My favorite parts of the class would definitely be the discussion posts and (don’t judge me) the Wilson textbook. For discussions, our teacher, Mr. Gwaltney, poses open-ended questions for us to reflect about. Each student posts a personal response and then we are able to respond to everyone’s discussion posts. This method gives the feel of a classroom, minus the excess conversations. Recently, we had a discussion assignment that required us to create an amendment. I posted a proposition to repeal the second amendment and had my mind made up about this decision, but a girl in my class, Amber, responded to my post with a different outlook. This made me reconsider my views on this issue and reexamine the reasons it is so difficult to repeal or add additional amendments to the Constitution.

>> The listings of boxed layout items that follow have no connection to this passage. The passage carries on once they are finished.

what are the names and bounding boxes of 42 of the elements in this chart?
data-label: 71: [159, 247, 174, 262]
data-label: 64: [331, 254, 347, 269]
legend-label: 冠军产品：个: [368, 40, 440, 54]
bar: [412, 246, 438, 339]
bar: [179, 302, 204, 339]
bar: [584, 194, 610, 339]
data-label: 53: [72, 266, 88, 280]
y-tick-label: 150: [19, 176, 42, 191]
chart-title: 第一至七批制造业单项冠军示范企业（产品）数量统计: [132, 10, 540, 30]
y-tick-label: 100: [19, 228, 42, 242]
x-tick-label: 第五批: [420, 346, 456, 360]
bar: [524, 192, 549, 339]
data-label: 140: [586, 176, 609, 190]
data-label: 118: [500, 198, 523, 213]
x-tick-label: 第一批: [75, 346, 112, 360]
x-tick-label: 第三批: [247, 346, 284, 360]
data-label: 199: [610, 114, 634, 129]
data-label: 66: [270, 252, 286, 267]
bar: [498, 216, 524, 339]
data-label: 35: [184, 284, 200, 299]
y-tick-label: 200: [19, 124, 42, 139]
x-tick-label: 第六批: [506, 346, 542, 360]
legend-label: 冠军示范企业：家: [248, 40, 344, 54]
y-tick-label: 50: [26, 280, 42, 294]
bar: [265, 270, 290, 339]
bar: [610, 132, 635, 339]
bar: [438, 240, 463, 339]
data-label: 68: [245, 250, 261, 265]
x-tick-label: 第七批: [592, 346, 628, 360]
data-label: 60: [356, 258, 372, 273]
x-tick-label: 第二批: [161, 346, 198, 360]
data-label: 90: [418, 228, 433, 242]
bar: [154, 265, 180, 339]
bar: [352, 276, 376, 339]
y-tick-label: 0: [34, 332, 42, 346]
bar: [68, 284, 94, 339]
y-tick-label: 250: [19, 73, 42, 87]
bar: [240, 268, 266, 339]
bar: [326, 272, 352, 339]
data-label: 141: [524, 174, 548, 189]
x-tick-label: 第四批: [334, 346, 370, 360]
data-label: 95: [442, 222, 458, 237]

Another reason I’ve enjoyed this class so far has been the American Government textbook by Wilson. This book is very modern, but extremely factual. It even made me laugh at certain points in the various descriptions of Benjamin Franklin. One of the main questions I encountered while reading was why Madison felt so strongly about having large republics. The textbook explained his position perfectly, “If Madison’s argument seems strange or abstract, ask yourself the following question: if I have an unpopular opinion, an exotic lifestyle, or an unconventional interest, will I find greater security living in a small town or a big city?” (Wilson 34). The class would be different for me if this book were not used because Wilson provides the necessary information and allows the reader to make their own conclusions about the content and the questions the information raises. That being said, I’m looking forward to the new and exciting material we will be learning in this class, even if it means I have to ignore my growing case of senioritis.